KELÂBÂZÎ // Ta‘arruf

KELÂBÂZÎ, Muhammed b. İbrâhim(محمد بن إبراهيم الكلاباذي)

Ebû Bekr Tâcülislâm Muhammed b. Ebû İshâk İbrâhîm b. Ya‘kūb el-Buhârî el-Kelâbâzî (ö. 380/990)

Tasavvufun temel kaynaklarından olan et-TaǾarruf adlı eseriyle tanınan mutasavvıf, fıkıh ve hadis âlimi.

Nisbesini Buhara’nın bir mahallesi olan Kelâbâz’dan almaktadır. Gulâbâdî nisbesiyle de anılan Kelâbâzî’nin ailesi, yetişme tarzı ve ziyaret ettiği yerler hakkında yeterli bilgi bulunmamaktadır. Tasavvufla ilgili iki önemli eseri olduğu halde sûfîlere dair bilgi veren tabakat kitaplarında kendisine yer verilmemiş, sadece Abdurrahman-ı Câmî tasavvufta üstadı olan Fâris b. Îsâ’dan bahsederken onun ismine temas etmiştir (Nefeĥâtü’l-üns, s. 205). İbn Kutluboğa ve Leknevî gibi daha ziyade Hanefî fıkıh âlimleri hakkında bilgi veren yazarlar bir Hanefî fakihi olması dolayısıyla ondan kısaca söz etmişlerdir (Tâcü’t-terâcim, s. 87; el-Fevâ'idü’l-behiyye, s. 161).
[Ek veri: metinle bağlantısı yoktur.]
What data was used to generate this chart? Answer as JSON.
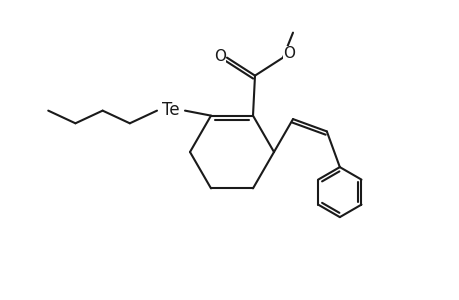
{
  "bg_color": "#ffffff",
  "line_color": "#1a1a1a",
  "line_width": 1.5,
  "Te_label": "Te",
  "O_label1": "O",
  "O_label2": "O",
  "font_size": 11
}
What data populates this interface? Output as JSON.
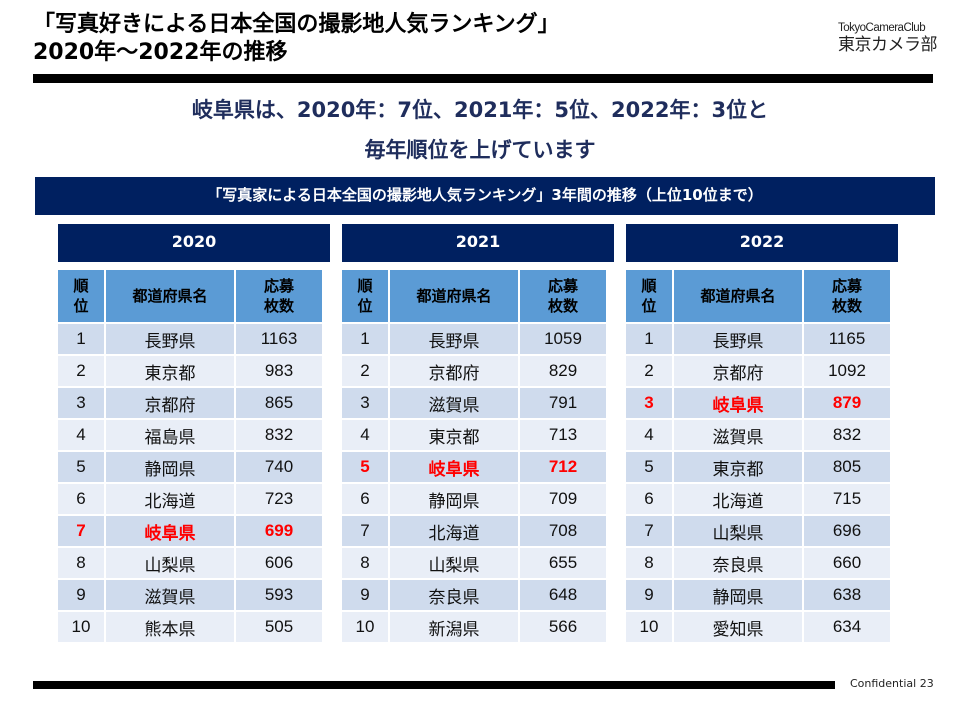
{
  "title": {
    "line1": "「写真好きによる日本全国の撮影地人気ランキング」",
    "line2": "2020年～2022年の推移"
  },
  "logo": {
    "en": "TokyoCameraClub",
    "jp": "東京カメラ部"
  },
  "headline": {
    "line1": "岐阜県は、2020年：7位、2021年：5位、2022年：3位と",
    "line2": "毎年順位を上げています"
  },
  "banner": "「写真家による日本全国の撮影地人気ランキング」3年間の推移（上位10位まで）",
  "columns": {
    "rank": "順\n位",
    "rank_l1": "順",
    "rank_l2": "位",
    "pref": "都道府県名",
    "count_l1": "応募",
    "count_l2": "枚数"
  },
  "highlight_color": "#ff0000",
  "tables": [
    {
      "year": "2020",
      "rows": [
        {
          "rank": "1",
          "pref": "長野県",
          "count": "1163"
        },
        {
          "rank": "2",
          "pref": "東京都",
          "count": "983"
        },
        {
          "rank": "3",
          "pref": "京都府",
          "count": "865"
        },
        {
          "rank": "4",
          "pref": "福島県",
          "count": "832"
        },
        {
          "rank": "5",
          "pref": "静岡県",
          "count": "740"
        },
        {
          "rank": "6",
          "pref": "北海道",
          "count": "723"
        },
        {
          "rank": "7",
          "pref": "岐阜県",
          "count": "699",
          "highlight": true
        },
        {
          "rank": "8",
          "pref": "山梨県",
          "count": "606"
        },
        {
          "rank": "9",
          "pref": "滋賀県",
          "count": "593"
        },
        {
          "rank": "10",
          "pref": "熊本県",
          "count": "505"
        }
      ]
    },
    {
      "year": "2021",
      "rows": [
        {
          "rank": "1",
          "pref": "長野県",
          "count": "1059"
        },
        {
          "rank": "2",
          "pref": "京都府",
          "count": "829"
        },
        {
          "rank": "3",
          "pref": "滋賀県",
          "count": "791"
        },
        {
          "rank": "4",
          "pref": "東京都",
          "count": "713"
        },
        {
          "rank": "5",
          "pref": "岐阜県",
          "count": "712",
          "highlight": true
        },
        {
          "rank": "6",
          "pref": "静岡県",
          "count": "709"
        },
        {
          "rank": "7",
          "pref": "北海道",
          "count": "708"
        },
        {
          "rank": "8",
          "pref": "山梨県",
          "count": "655"
        },
        {
          "rank": "9",
          "pref": "奈良県",
          "count": "648"
        },
        {
          "rank": "10",
          "pref": "新潟県",
          "count": "566"
        }
      ]
    },
    {
      "year": "2022",
      "rows": [
        {
          "rank": "1",
          "pref": "長野県",
          "count": "1165"
        },
        {
          "rank": "2",
          "pref": "京都府",
          "count": "1092"
        },
        {
          "rank": "3",
          "pref": "岐阜県",
          "count": "879",
          "highlight": true
        },
        {
          "rank": "4",
          "pref": "滋賀県",
          "count": "832"
        },
        {
          "rank": "5",
          "pref": "東京都",
          "count": "805"
        },
        {
          "rank": "6",
          "pref": "北海道",
          "count": "715"
        },
        {
          "rank": "7",
          "pref": "山梨県",
          "count": "696"
        },
        {
          "rank": "8",
          "pref": "奈良県",
          "count": "660"
        },
        {
          "rank": "9",
          "pref": "静岡県",
          "count": "638"
        },
        {
          "rank": "10",
          "pref": "愛知県",
          "count": "634"
        }
      ]
    }
  ],
  "footer": {
    "label": "Confidential",
    "page": "23"
  }
}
Muhammed b. Fazl’dan fıkıh okuduğu bilinen Kelâbâzî, MeǾâni’l-aħbâr olarak da bilinen Baĥrü’l-fevâ'id adlı eserinde hadis öğrendiği hocalarının isimlerini kaydetmiştir. Tasavvuftaki üstadı ise Hallâc-ı Mansûr’un takipçilerinden Fâris b. Îsâ’dır. Kelâbâzî, Me'âni’l-aħbâr ve et-Ta'arruf’ta sohbetinde bulunduğu üstatlarının adını zikreder. Bunların bir kısmının Semerkantlı, Reyli, Hemedanlı, Kûfeli ve Bağdatlı olduğu dikkate alınırsa bu şehirleri ziyaret ettiği söylenebilir. Kızı Ümmü’l-Kāsım’ın MeǾâni’l-aħbâr’ı rivayet edenler arasında bulunması onun çocuklarının eğitimleriyle de ilgilendiğini göstermektedir. Buhara’da vefat eden Kelabâzî’nin kabrinin Muhammed Pârsâ ve Ali b. Hüseyin Vâiz-i Kâşifî zamanında bir ziyaret yeri olduğu anlaşılmaktadır (Tevhide Giriş, s. 99; Reşehât Tercümesi, s. 18).
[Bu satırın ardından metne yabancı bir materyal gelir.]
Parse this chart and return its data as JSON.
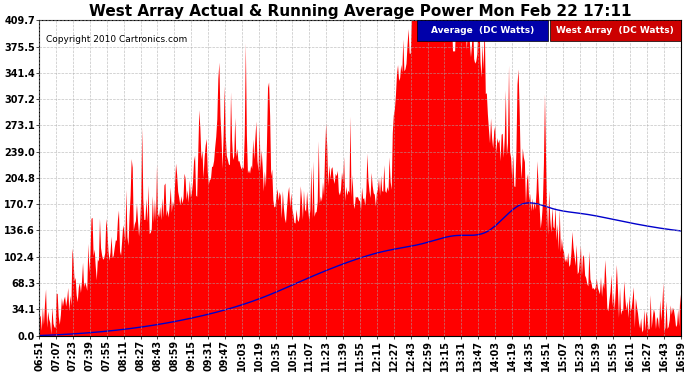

Eserleri. 1. et-Ta'arruf li-meźhebi ehli’t-taśavvuf. Tasavvuf konusunda erken dönemde yazılmış eserlerden biridir. Müellif giriş kısmında sûfî olmadıkları halde sûfî görünen istismarcılardan şikâyet eder, yaşadığı çağda gerçek sûfîliğin yok denecek kadar azaldığını söyler. Eserin ilk dört bölümünde sûfîlik ve sûfîler hakkında özet bilgiler verilmiş, ikinci kısımda sûfîlerin inanç konularındaki kanaatleri anlatılmıştır. Burada verilen bilgiler el-Fıķhü’l-ekber ve Nesefî akaidindeki bilgilere benzer. Kelâbâzî bu bilgileri vererek sûfîlerin akaid konularında Ehl-i sünnet mezhebini takip ettiklerini gösterir ve onları savunur. Üçüncü kısımda bazı tasavvufî haller ve makamlar kısaca anlatılır. Dördüncü kısım vecd, fenâ, sekr, mârifet, tecellî ve tevhid gibi tasavvufun özünü oluşturan hususlar ve terimlere dairdir. Beşinci kısım riyâzet, halkla ilişkiler, ilham, rüya, keramet ve semâ gibi konuları içerir. Bu konularda verdiği özlü bilgilerle bir Sünnî tasavvufunun varlığını ortaya koyduğu için, “TaǾarruf olmasaydı tasavvuf bilinmezdi” denilmiştir. Eser İzzeddin el-Kâşî’nin de kaynakları arasında yer alır (DİA, XXIII, 555). et-Ta'arruf tasavvuf tarihinde etkili olmuş, üzerine şerhler yazılmış ve erken bir dönemde Farsça’ya tercüme edilmiştir. İsmâil b. Muhammed el-Müstemlî eseri Nûrü’l-mürîdîn ve fażîĥatü’l-müdde'în ve ķamǾu’l-mübtediǿîn ve ĥüccetü Ehli’s-sünne ve’l-müǿminîn adıyla Farsça şerhetmiştir (I-II, Leknev 1328/1912; nşr. Muhammed Revşen, I-II, Tahran 1984-87). Bu şerh, tasavvufla ilgili ilk önemli Farsça eser olması bakımından da değerlidir. Ahmed Ali Recâî tarafından Ħulâśa-yı Şerĥ-i Ta'arruf adıyla yayımlanan (Tahran 1349) ve yazarı belli olmayan kitap Müstemlî’nin şerhinin bir özetidir. Alâeddin Konevî’nin şerhi Ĥüsnü’t-taśarruf fî şerĥi’t-TaǾarruf adını taşımaktadır (Süleymaniye Ktp., Şehid Ali Paşa, nr. 1232).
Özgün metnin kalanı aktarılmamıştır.